Student Athletes Could Miss Scholarship Opportunities Due To COVID-19

CHICAGO (CBS) — As thousands of high school athletes in Illinois sit out this season there is also a monetary cost of three major fall sports — football, boys soccer and girls volleyball — being sidelined.

If they thought there was some blackjack luck to being the class of ’21, seniors in high school are folding that notion, particularly those whose further education hinged on showcasing their fall talents to recruits as access to scholarship money is slipping away.

“I couldn’t play volleyball last fall because Chicago was on strike,” said Lizabeth Barajas, a senior at Solorio Academy High School in Chicago.

And it happened again this year.

“Because the state governor doesn’t allow us to because of COVID,” said Lizabeth. “I’m here advocating for low income students because they’re out there working and doing their jobs and helping provide for their families because they’re not allowed to get that scholarship that would’ve allowed them to continue their education.”
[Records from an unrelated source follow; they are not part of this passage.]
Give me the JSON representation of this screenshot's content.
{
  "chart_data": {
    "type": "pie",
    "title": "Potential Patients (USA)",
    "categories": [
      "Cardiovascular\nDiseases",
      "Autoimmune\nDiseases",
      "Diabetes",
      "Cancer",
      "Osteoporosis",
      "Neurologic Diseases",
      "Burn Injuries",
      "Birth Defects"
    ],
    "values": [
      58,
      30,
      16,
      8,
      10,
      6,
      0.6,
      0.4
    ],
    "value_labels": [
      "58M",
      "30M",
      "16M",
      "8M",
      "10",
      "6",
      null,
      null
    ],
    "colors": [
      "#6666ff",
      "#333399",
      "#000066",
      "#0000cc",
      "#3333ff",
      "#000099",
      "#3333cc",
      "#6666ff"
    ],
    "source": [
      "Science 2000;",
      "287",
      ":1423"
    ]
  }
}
Nationally $3.6 billion in athletic scholarships is awarded each year, according to the NCAA. While there are no exact numbers for how many of those dollars Illinois athletes landed last year, if that money was distributed by population, Illinois would get about 4% of it, or $144 million in scholarships.

“We don’t have another way to pay for college,” said Lizabeth.

A large amount of that money is supposed to go to the big three fall sports. Those athletes have lost their showcase and, in many cases, access to those dollars.

“There’s a lot of rich communities where, ‘I can’t play in school? OK, I’ll go play in my club. I’ll go do this. I’ll do that. People in our community, we can’t do that. We cannot afford that.”

“We’ll get there when the doctors say it’s safe,” Gov. JB Pritzker said.

As he waits for a green light from doctors, athletes anxious to get back on the field are hoping the courts may speed it along as word of a lawsuit is expected any time.

“I really hope it happens,” said Lizabeth. “I really hope my voice matters.”